Whisper Quran v1 — Arabic Quranic Speech Recognition

The first open-source, production-tested Whisper Large-v3 model fine-tuned specifically for Quran recitation.

Fine-tuned on professional recitations from 5 world-renowned Qurʾān reciters, achieving 5.35% WER on held-out evaluation data. Tested across 19 reciters (including 14 completely unseen) with strong generalization. Deployed and validated in a real-time verse-tracking system on smart glasses.

Key Results

Metric Value
Word Error Rate (WER) 5.35% (best) / 5.74% (this checkpoint)
Cross-reciter generalization 19/19 reciters produce usable transcription
Short ayah accuracy (<10 words) ~97% across all 19 reciters
Medium ayah accuracy (10-20 words) ~88% across all 19 reciters
Real-time verse matching Score 1.00 (perfect) on live recitation
Base model openai/whisper-large-v3 (1.55B parameters)
Training data 5 reciters × 6,236 ayahs from Buraaq/quran-md-ayahs

What Makes This Model Different

Tarteel AI Academic Papers Other HF Models This Model
Architecture whisper-base/tiny Various whisper-large-v3 whisper-large-v3
Training data Crowd-sourced amateurs Small / private Tarteel everyayah Professional reciters
Reciter diversity 1,200+ amateurs 2-10 36 pros 5 trained + 14 unseen validated
Open weights ✅ (no WER docs) ✅ with full pipeline + benchmarks
Production tested App only Research No Real-time smart glasses system
Reproducible Partial ✅ full training notebook

Training Details

Reciters (Phase 1)

# Reciter Style Origin
1 Mishary Rashid Alafasy Modern Murattal Kuwait
2 Abdurrahman As-Sudais Haramain Imam Saudi Arabia
3 Mahmoud Khalil Al-Husary Classical Murattal Egypt
4 Mahmoud Khalil Al-Husary Mujawwad (slow, melodic) Egypt
5 Muhammad Siddiq Al-Minshawy Classical Murattal Egypt

This covers Gulf, Saudi Haramain, and Egyptian classical styles — the three dominant recitation traditions worldwide.

Training Configuration

Parameter Value
Base model openai/whisper-large-v3
Dataset Buraaq/quran-md-ayahs (ayah-level aligned)
Training samples ~31,180 (5 reciters × 6,236 ayahs)
Evaluation samples 115 (held-out split)
Max steps 5,000
Best checkpoint Step 3,500 (5.35% WER)
Released checkpoint Step 4,500 (5.74% WER)
Learning rate 1e-5 with warmup
Batch size 8 (effective, with gradient accumulation)
Precision bf16
GPU AMD Radeon RX 7900 XTX (24 GB)
Training time ~38 hours

WER Progression

Step WER Notes
1,000 34.46% Early training
1,500 15.84% Rapid improvement
2,000 10.89%
2,500 7.92%
3,000 9.90% Eval variance (small eval set)
3,500 5.35% Best checkpoint
4,000 9.11% Eval variance
4,500 5.74% Released checkpoint

The oscillation between checkpoints is due to the small evaluation set (115 samples).
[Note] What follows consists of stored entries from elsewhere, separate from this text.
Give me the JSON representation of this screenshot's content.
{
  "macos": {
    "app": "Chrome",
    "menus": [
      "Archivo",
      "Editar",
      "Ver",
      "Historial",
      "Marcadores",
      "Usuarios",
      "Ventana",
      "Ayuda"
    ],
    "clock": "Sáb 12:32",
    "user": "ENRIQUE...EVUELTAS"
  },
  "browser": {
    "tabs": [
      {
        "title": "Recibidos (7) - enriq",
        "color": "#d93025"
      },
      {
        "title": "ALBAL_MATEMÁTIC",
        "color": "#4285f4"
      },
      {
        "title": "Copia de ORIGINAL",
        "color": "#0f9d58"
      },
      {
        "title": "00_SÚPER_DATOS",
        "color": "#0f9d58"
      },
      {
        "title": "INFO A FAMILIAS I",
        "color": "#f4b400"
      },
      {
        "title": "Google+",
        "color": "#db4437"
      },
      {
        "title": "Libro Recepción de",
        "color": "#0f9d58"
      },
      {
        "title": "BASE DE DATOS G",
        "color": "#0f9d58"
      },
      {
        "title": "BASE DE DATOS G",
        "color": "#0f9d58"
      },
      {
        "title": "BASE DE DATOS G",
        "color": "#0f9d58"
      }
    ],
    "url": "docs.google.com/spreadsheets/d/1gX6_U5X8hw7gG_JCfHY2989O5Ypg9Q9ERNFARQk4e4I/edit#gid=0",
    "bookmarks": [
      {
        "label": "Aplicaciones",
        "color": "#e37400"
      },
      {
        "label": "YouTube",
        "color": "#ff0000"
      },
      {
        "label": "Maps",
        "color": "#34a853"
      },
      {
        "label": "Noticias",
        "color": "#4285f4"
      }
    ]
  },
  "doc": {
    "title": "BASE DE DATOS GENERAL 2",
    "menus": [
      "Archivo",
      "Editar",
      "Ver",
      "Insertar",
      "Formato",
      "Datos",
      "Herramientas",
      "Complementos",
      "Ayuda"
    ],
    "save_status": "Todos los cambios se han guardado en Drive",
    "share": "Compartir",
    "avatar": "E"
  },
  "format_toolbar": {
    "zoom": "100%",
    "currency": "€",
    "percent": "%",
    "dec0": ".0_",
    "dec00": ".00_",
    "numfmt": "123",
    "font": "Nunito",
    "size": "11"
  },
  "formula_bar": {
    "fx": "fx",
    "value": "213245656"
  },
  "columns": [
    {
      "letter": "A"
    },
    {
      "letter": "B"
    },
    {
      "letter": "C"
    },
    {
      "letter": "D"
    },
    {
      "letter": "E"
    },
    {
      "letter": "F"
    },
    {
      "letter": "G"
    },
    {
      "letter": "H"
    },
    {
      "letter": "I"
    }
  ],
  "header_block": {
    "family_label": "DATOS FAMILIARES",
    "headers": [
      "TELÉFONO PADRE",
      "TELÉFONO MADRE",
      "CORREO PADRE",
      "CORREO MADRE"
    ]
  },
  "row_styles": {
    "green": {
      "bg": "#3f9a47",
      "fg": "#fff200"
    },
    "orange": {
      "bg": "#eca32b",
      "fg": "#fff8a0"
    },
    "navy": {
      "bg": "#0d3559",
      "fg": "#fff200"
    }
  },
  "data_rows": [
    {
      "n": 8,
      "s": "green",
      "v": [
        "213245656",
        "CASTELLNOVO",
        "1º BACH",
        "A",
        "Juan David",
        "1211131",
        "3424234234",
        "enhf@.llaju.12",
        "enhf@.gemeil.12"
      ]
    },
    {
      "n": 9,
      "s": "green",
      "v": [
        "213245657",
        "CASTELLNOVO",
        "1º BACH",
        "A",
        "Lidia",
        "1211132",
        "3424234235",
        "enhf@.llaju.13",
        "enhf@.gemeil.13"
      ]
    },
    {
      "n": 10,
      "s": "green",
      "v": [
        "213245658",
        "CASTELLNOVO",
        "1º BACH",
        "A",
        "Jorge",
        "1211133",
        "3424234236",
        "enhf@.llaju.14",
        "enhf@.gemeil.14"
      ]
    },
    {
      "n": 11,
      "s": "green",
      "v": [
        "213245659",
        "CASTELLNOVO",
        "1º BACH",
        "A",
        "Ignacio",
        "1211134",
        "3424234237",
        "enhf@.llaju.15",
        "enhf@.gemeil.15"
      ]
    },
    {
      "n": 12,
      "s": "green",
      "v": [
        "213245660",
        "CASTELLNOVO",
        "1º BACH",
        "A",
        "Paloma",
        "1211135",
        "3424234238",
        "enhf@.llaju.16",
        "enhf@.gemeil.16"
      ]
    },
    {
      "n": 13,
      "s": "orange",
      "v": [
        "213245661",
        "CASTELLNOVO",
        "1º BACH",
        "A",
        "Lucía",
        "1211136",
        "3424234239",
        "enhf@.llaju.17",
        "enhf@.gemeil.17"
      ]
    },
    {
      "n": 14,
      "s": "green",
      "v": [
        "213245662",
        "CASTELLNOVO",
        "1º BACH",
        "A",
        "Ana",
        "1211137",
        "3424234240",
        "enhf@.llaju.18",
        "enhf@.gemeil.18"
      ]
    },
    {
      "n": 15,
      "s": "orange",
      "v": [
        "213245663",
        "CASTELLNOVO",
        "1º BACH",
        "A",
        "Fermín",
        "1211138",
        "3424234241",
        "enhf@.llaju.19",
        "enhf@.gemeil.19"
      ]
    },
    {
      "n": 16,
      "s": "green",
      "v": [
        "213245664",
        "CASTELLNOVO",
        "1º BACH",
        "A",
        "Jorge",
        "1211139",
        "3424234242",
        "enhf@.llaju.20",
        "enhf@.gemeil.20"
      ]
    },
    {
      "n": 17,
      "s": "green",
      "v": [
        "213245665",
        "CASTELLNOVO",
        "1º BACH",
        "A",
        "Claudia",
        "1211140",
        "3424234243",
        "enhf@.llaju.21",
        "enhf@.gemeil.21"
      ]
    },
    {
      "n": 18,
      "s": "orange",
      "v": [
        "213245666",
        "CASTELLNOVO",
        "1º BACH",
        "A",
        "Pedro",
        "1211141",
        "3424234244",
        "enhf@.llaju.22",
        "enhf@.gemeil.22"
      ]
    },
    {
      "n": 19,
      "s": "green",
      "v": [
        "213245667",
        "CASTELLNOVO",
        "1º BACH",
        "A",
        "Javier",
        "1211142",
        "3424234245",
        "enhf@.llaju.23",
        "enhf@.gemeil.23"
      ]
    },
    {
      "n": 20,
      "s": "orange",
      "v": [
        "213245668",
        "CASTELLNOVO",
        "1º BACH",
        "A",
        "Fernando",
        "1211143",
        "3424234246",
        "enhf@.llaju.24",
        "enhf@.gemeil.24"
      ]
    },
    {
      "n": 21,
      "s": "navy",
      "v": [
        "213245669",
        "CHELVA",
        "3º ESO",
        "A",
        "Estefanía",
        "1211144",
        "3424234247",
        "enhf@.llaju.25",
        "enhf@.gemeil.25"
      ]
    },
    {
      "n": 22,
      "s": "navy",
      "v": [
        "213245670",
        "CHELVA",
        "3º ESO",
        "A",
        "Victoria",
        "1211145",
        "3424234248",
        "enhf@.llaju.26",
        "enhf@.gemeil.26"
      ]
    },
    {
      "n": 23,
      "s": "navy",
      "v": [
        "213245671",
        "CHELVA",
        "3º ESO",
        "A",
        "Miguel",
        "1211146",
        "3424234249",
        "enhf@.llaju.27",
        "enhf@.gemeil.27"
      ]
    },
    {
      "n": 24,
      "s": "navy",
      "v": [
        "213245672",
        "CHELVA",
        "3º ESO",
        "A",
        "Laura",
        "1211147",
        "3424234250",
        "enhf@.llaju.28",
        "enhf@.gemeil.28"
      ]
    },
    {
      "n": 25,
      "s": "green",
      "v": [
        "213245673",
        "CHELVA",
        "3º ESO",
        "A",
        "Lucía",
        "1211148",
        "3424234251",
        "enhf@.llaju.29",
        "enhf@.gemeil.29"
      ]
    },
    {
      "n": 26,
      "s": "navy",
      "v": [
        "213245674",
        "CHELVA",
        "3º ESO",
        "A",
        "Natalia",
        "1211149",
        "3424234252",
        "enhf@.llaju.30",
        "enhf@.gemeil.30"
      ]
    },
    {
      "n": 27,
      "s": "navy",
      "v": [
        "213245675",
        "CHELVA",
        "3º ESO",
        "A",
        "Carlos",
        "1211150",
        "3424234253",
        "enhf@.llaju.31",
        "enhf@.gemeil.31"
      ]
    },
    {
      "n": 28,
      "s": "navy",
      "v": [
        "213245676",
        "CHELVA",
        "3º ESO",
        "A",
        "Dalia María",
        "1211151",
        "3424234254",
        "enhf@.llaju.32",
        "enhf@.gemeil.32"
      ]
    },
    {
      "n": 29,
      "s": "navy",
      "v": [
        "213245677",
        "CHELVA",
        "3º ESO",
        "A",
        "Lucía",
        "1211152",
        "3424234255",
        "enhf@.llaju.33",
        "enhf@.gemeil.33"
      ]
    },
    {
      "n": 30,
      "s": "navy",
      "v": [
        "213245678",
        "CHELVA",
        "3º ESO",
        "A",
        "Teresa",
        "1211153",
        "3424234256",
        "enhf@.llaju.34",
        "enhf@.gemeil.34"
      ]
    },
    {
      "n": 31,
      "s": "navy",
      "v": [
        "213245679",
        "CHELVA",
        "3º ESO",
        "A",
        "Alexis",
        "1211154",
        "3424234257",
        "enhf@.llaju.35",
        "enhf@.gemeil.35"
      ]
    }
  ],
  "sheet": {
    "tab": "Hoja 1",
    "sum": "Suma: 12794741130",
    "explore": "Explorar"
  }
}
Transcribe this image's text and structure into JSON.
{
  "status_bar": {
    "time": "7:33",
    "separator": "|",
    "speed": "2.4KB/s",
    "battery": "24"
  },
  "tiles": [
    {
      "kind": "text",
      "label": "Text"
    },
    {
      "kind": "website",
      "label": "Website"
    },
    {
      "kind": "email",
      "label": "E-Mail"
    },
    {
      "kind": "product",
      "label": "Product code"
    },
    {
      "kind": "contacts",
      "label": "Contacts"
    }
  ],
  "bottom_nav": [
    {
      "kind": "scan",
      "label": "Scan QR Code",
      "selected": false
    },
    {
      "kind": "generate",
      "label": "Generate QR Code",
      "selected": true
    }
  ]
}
Both 3,500 and 4,500 are strong models.

Cross-Reciter Evaluation (19 Reciters)

Tested on 10 ayahs per reciter spanning short, medium, and long verses. Reciters marked with ✅ were in the training set; all others are completely unseen.

Trained Reciters (5)

Reciter Short Ayahs Medium Ayahs Long Ayahs
✅ Alafasy Perfect Perfect Core words correct, tail drift
✅ As-Sudais Perfect Perfect Core words correct, tail drift
✅ Al-Husary Perfect Perfect Core words correct, tail drift
✅ Al-Husary (Mujawwad) Perfect Perfect Core words correct, tail drift
✅ Al-Minshawy Perfect Perfect Core words correct, tail drift

Unseen Reciters (14) — Zero-Shot Generalization

Reciter Short Ayahs Medium Ayahs Long Ayahs
Abdul Basit (Egyptian) Near perfect Good Drift
Maher Al-Muaiqly (Saudi) Near perfect Good Drift
Muhammad Jibreel (Egyptian) Good Good Drift
Ali Jaber (Saudi) Good Good Drift
Saood Ash-Shuraym (Saudi) Good Good Drift
Ayman Sowaid (Average style) Near perfect Near perfect Drift
Abdullah Basfar (Saudi) Excellent Good Drift
Hani Ar-Rifai (Saudi) Minor diacritics Good More drift
Fares Abbad (Saudi) Minor errors Good Drift
Nasser Al-Qatami (Kuwaiti) Good Good Drift
Yasser Ad-Dossary (Saudi) Good Good Drift
Ghamadi (Saudi) Good Good Drift
Alafasy 64kbps (low bitrate) Identical to 128kbps
Abu Bakr Ash-Shatri (Saudi) Good Good Drift

Key finding: Ayman Sowaid (who recites like an average person, not a professional) scored near-perfect — this confirms the model works for everyday reciters, not just professionals.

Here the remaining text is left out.